In a 2024 interview with The New York Times, Neeleman said that she intended to expand the Ballerina Farm brand. Ballerina Farm's annexation of land for a 14 acre agricultural tourism site on the main highway in Kamas was unanimously approved by the Kamas City Council on August 27, 2024. An opening date has not yet been announced. Plans include a Ballerina Farm store, where visitors will be able to purchase perishable farm goods and online bestsellers. The planned dairy building and creamery includes production of milk, ice cream and butter.

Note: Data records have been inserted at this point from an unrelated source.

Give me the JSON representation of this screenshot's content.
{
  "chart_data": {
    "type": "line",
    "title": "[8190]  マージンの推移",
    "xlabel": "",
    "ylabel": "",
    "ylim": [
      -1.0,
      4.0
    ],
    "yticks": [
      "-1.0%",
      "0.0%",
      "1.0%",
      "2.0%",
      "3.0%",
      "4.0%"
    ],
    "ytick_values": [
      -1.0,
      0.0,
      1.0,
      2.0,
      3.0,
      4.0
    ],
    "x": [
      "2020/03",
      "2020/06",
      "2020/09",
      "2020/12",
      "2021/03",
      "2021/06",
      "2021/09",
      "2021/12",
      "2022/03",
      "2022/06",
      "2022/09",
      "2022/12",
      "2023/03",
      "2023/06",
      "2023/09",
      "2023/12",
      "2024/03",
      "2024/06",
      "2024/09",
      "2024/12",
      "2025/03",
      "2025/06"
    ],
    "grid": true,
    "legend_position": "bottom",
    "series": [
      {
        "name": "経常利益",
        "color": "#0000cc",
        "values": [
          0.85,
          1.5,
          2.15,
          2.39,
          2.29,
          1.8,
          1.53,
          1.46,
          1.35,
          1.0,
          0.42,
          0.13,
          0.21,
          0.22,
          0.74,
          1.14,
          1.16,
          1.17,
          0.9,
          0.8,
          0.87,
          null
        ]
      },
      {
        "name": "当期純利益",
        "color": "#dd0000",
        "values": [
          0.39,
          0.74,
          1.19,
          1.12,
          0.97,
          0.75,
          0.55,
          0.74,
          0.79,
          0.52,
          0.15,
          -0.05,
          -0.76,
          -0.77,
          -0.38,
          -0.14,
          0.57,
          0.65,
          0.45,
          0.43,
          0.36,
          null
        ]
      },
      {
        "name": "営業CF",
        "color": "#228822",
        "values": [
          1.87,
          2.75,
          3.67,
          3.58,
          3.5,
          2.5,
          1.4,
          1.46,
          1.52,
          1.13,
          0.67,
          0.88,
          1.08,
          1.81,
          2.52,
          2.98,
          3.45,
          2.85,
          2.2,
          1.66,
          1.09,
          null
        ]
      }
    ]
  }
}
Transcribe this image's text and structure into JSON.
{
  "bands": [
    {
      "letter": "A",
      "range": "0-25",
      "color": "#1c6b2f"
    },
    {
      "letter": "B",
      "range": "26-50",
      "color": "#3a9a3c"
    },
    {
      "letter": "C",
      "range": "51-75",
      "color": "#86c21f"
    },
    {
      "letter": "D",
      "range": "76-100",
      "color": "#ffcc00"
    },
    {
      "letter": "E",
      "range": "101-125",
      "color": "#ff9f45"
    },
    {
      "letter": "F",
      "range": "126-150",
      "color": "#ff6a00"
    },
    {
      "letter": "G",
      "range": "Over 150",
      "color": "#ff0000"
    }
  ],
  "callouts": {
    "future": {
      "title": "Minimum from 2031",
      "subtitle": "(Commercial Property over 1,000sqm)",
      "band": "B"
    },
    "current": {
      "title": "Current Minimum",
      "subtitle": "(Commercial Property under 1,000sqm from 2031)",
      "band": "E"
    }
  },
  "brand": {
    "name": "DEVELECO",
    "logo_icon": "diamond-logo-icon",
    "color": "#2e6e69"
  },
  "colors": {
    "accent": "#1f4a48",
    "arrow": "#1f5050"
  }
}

In January 2026, journalists reported that during late May and early June of 2025, the farm's raw milk was measured as having a level of coliform bacteria that exceeded safety limits. In February 2026, Ballerina Farm published a statement that they stopped the sale of raw milk in August 2025 but claimed that, during the period in which they sold raw milk, they met Utah's raw milk health standards and that their milk was "100% safe". Utah's Department of Agriculture and Food requires that a business's permit to sell raw milk to be suspended if monthly tests fail to meet health standards three times in a period of five months.

== Personal life ==
Neeleman was first introduced to her husband Daniel through a mutual friend while attending Juilliard. (Note: On her website, Neeleman writes that she met Daniel during the summer break preceding her senior year at Juilliard.) Six months later, he used his connections to ensure he sat next to her on a JetBlue flight, and they began dating afterwards. They got engaged three weeks later. They were married in July 2011 at the Manti Utah Temple. Daniel is also a Latter-day Saint (Mormon), and grew up in a family of nine children. He is the son of David Neeleman, who founded five airlines, including JetBlue, and led efforts to take TAP Air Portugal private.

The couple spent several years living in Brazil for Daniel's job as director of home security company, Vigzul, which was founded by his father. Upon returning to the United States, Daniel attended business school at the University of Utah while serving on the board of a different security company. They spent three years looking for farmland and initially purchased a different farm in 2017 prior to purchasing Ballerina Farm in 2018.

Neeleman told The New York Times in 2024 that the family hires a personal assistant, a homeschool teacher for five of her school-aged children, and an occasional babysitter. Hannah and Daniel have a total of nine children, with three sons and six daughters. The couple were raised in Mormonism as members of the Church of Jesus Christ of Latter Day Saints, which they still adhere to.